3 lugares nas Escrituras onde ouvimos “Levantai os vossos olhos”
18/06/26
A frase que o Papa Leão XIV levou
consigo pela Espanha na semana passada tem raízes bíblicas profundas — e apenas
duas vezes nas Escrituras Deus ou Cristo a emitem como uma ordem direta.
O lema escolhido para a visita do Papa Leão XIV à Espanha — Alzad la mirada (Levantai os
vossos olhos) — não é um mero slogan criado para a ocasião. Ele tem um
significado preciso no Novo Testamento, e por trás desse significado
encontra-se um texto ainda mais antigo em Gênesis que lhe confere uma
profundidade inesperada. A expressão reaparece em outras passagens das
Escrituras — o Salmista eleva os olhos aos montes, Isaías ordena a um Israel
cansado que contemple as estrelas, o próprio Cristo eleva os olhos ao céu antes
da oração sacerdotal — mas como uma ordem direta, proferida por Deus ou por
Cristo a uma pessoa específica, ela aparece precisamente em dois
lugares: Gênesis 13:14 e João 4:35. Vale a pena lê-los em conjunto.
Papa: "O Senhor repete essas palavras para mim
primeiro"
No dia 17 de junho, o Papa Leão XIII fez um breve
resumo de sua jornada apostólica durante a Audiência
Geral . Eis o que ele disse sobre o lema:
Queridos irmãos e irmãs, o lema desta Jornada Apostólica foi “ Alzad la mirada ”, “Levantai o
olhar!” (cf. Jo 4,35). Jesus dirigiu estas palavras aos seus primeiros
discípulos, para ensiná-los a ver o desejo de vida, de verdade e de plenitude
nas pessoas e nas multidões.
O Senhor repete essas palavras primeiro a mim, e pela sua graça eu também as
experimentei durante esta Jornada.
Hoje, gostaria de compartilhar este convite com vocês: levantemos o nosso
olhar! Aprendamos com Jesus a olhar para o nosso próximo, para as pessoas e
para o mundo, “com os olhos de Deus”, isto é, com amor, respeito e compaixão.
Gênesis
13:14
Depois que Abrão e Ló se separaram — Ló tendo
escolhido a planície bem irrigada em direção a Sodoma — o Senhor falou: “ Levante os seus olhos e olhe
desde o lugar onde você está, para o norte, para o sul, para o leste e para o
oeste, pois toda a terra que você vê, eu a darei a você.”

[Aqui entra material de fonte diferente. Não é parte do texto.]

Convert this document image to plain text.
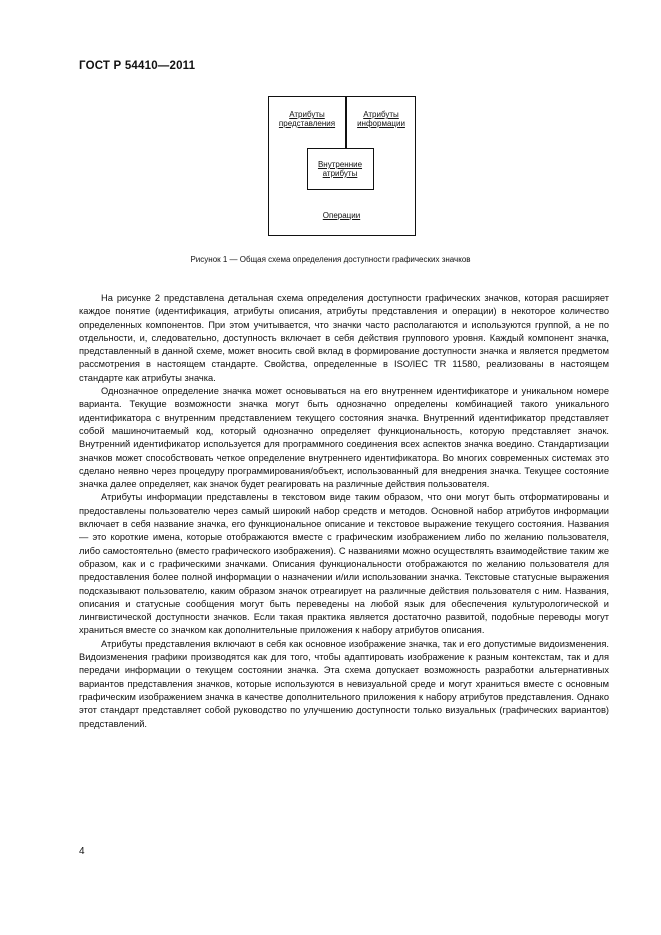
ГОСТ Р 54410—2011
Атрибуты
представления
Атрибуты
информации
Внутренние
атрибуты
Операции
Рисунок 1 — Общая схема определения доступности графических значков

На рисунке 2 представлена детальная схема определения доступности графических значков, которая расширяет каждое понятие (идентификация, атрибуты описания, атрибуты представления и операции) в некоторое количество определенных компонентов. При этом учитывается, что значки часто располагаются и используются группой, а не по отдельности, и, следовательно, доступность включает в себя действия группового уровня. Каждый компонент значка, представленный в данной схеме, может вносить свой вклад в формирование доступности значка и является предметом рассмотрения в настоящем стандарте. Свойства, определенные в ISO/IEC TR 11580, реализованы в настоящем стандарте как атрибуты значка.

Однозначное определение значка может основываться на его внутреннем идентификаторе и уникальном номере варианта. Текущие возможности значка могут быть однозначно определены комбинацией такого уникального идентификатора с внутренним представлением текущего состояния значка. Внутренний идентификатор представляет собой машиночитаемый код, который однозначно определяет функциональность, которую представляет значок. Внутренний идентификатор используется для программного соединения всех аспектов значка воедино. Стандартизации значков может способствовать четкое определение внутреннего идентификатора. Во многих современных системах это сделано неявно через процедуру программирования/объект, использованный для внедрения значка. Текущее состояние значка далее определяет, как значок будет реагировать на различные действия пользователя.

Атрибуты информации представлены в текстовом виде таким образом, что они могут быть отформатированы и предоставлены пользователю через самый широкий набор средств и методов. Основной набор атрибутов информации включает в себя название значка, его функциональное описание и текстовое выражение текущего состояния. Названия — это короткие имена, которые отображаются вместе с графическим изображением либо по желанию пользователя, либо самостоятельно (вместо графического изображения). С названиями можно осуществлять взаимодействие таким же образом, как и с графическими значками. Описания функциональности отображаются по желанию пользователя для предоставления более полной информации о назначении и/или использовании значка. Текстовые статусные выражения подсказывают пользователю, каким образом значок отреагирует на различные действия пользователя с ним. Названия, описания и статусные сообщения могут быть переведены на любой язык для обеспечения культурологической и лингвистической доступности значков. Если такая практика является достаточно развитой, подобные переводы могут храниться вместе со значком как дополнительные приложения к набору атрибутов описания.

Атрибуты представления включают в себя как основное изображение значка, так и его допустимые видоизменения. Видоизменения графики производятся как для того, чтобы адаптировать изображение к разным контекстам, так и для передачи информации о текущем состоянии значка. Эта схема допускает возможность разработки альтернативных вариантов представления значков, которые используются в невизуальной среде и могут храниться вместе с основным графическим изображением значка в качестве дополнительного приложения к набору атрибутов представления. Однако этот стандарт представляет собой руководство по улучшению доступности только визуальных (графических вариантов) представлений.

4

O momento é crucial. Abrão acaba de fazer a escolha
mais generosa, cedendo a melhor terra ao seu sobrinho. A ordem para erguer os
olhos não é uma recompensa pela astúcia, mas uma consequência da kenosis — do desapego. Tendo
renunciado ao que poderia razoavelmente ter reivindicado, Abrão é instruído a
olhar, e o horizonte que se abre diante dele é a Terra Prometida em sua
totalidade.
O texto apresenta um contraste deliberado
com o que Ló fez nos versículos anteriores. Ló ergueu os olhos por sua
própria vontade, escolhendo o que lhe parecia fértil e próspero. Abrão, por sua
vez, ergue os olhos somente por ordem de Deus. Essa distinção — olhar autônomo
versus olhar obediente, o olhar atraído para baixo pelo apetite versus o olhar
erguido pelo convite — é o ponto crucial da teologia da passagem. A terra é
vista, aqui, por alguém que, em primeiro lugar, se dispôs a deixar de tratá-la
como propriedade.
João
4:35
A cena se passa no poço samaritano. Os discípulos
voltaram com comida; a mulher retornou à sua aldeia e agora está levando os
moradores para conhecer Jesus. Ele se volta para seus discípulos: “Vocês não
dizem: ‘Ainda faltam quatro meses para a colheita’? Eu lhes digo: levantem os olhos e vejam que os
campos já estão brancos para a colheita”.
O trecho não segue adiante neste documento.